After Allen earned his mechanical engineering degree from Gonzaga in 1979, followed by a master’s in mechanical engineering from Purdue, he distinguished himself in research, design, development, production, application and technical services of electrical generators and mechanical drive products. His last gig included various technical positions and eventually executive vice president with Generac Power Systems from 1998-2018. Before that, he filled managerial and technical positions at firms from coast to coast.

At Generac, he was part of a team that was asked to re-think the traditional method of connecting multiple commercial and industrial generating sets. The objective was to develop a more reliable and cost-effective solution with smaller, integrated power modules working together.

“The project was multi-disciplinary, innovative, required a strong marketing approach and had a significant impact on our business,” he says. “It also led to an international patent and new procedures for demonstrating safety and other regulatory compliance requirements for these systems.

“Despite much early resistance to the novel approach, the resulting team success was a great win for Generac and the outcome became an established market standard.” He credits his work successes, in part, to the broad education he received at Gonzaga.

“When I was there they were talking about reducing some of the core requirements, and it made me want to take as much of the elective liberal arts courses as I could, in addition to my engineering classes,” Allen says. “I enjoyed critical thinking, philosophy and English courses, as well, which I knew would benefit me regardless of my career choice.”

During his undergraduate engineering education, he especially enjoyed his freshman project in which his team interacted with industry partner Washington Water Power Co. (now Avista) to solve a problem. “That was very impactful in my mind,” he says. “Gonzaga provided me with the whole toolbox to think through a problem, write problem statements that adequately define the problem, and devise the solutions that are helpful.

“My career took me through several leadership positions, and I managed some fairly large staffs of people. I always felt that I benefitted from the communication skills I had learned at Gonzaga.”

Now, Allen finds himself positioned to give back to the University that started him on his successful career path.

He joined the Engineering and Applied Science Executive Council this fall. As a tribute to his father, he also established the Robert Gillette Fund at Gonzaga as a competitive source of funding for SEAS student research projects. Currently, that includes two: Ethan Higa’s “Low-gain Based Controller Development for a 2-DOF Helicopter Model, under faculty adviser/Assistant Professor Mary Zhang; and Leon Antonio Garcia-Mamargo’s “Zipf’s Law and the Speech of Children with Autistic Spectrum Disorder,” under faculty adviser/Professor Paul DePalma.

“The School has kept some of the same traditions over the years, including a strong liberal arts core component,” Allen says. “Second, it has continued to inject more technology and lab equipment into the curriculum, introducing more science into the engineering degree.
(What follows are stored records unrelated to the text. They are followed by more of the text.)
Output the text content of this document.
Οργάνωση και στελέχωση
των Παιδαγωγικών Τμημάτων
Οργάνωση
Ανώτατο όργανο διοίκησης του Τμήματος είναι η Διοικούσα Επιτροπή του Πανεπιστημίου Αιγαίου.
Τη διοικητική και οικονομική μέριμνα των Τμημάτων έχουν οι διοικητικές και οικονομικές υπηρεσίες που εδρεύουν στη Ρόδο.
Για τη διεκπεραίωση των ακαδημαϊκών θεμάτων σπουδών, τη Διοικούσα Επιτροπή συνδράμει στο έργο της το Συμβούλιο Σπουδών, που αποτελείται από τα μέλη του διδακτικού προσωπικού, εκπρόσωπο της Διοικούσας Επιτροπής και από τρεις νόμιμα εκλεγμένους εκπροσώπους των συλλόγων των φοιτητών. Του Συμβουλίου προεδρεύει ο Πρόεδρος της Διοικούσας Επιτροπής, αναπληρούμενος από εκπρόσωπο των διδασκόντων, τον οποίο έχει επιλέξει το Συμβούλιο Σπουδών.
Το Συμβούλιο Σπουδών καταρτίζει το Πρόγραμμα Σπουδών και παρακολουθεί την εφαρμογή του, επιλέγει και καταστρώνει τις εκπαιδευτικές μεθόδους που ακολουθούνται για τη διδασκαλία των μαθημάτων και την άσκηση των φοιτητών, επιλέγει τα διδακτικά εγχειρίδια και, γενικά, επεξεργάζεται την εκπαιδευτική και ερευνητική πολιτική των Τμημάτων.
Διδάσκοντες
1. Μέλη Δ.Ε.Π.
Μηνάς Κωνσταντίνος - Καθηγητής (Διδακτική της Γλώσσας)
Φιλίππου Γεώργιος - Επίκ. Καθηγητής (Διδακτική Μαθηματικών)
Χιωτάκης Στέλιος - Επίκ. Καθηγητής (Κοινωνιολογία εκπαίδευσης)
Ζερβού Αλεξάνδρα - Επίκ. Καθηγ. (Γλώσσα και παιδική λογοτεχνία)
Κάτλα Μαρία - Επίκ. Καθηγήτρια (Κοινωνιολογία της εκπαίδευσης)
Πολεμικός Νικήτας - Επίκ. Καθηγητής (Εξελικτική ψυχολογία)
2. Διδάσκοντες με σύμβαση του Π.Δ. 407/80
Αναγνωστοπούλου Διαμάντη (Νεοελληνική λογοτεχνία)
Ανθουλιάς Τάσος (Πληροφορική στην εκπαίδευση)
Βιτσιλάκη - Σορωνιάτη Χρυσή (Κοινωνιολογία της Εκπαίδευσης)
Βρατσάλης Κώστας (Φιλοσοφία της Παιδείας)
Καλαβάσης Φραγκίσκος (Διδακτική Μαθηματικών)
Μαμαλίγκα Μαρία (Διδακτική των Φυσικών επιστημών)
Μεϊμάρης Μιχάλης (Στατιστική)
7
Industry ties have grown significantly, and the faculty represent broad backgrounds and cultures.

“The engineering program, and the university, have grown from regional status to national and international recognition today. Living in the Midwest, few people had heard of Gonzaga back when I was a student. But today, only partly because of basketball, people are asking me about Gonzaga engineering graduates I might know. The transcendence has been impressive,” Allen says.

And so have his ventures, from the early days working on farm equipment, to giving back to his alma mater in meaningful ways.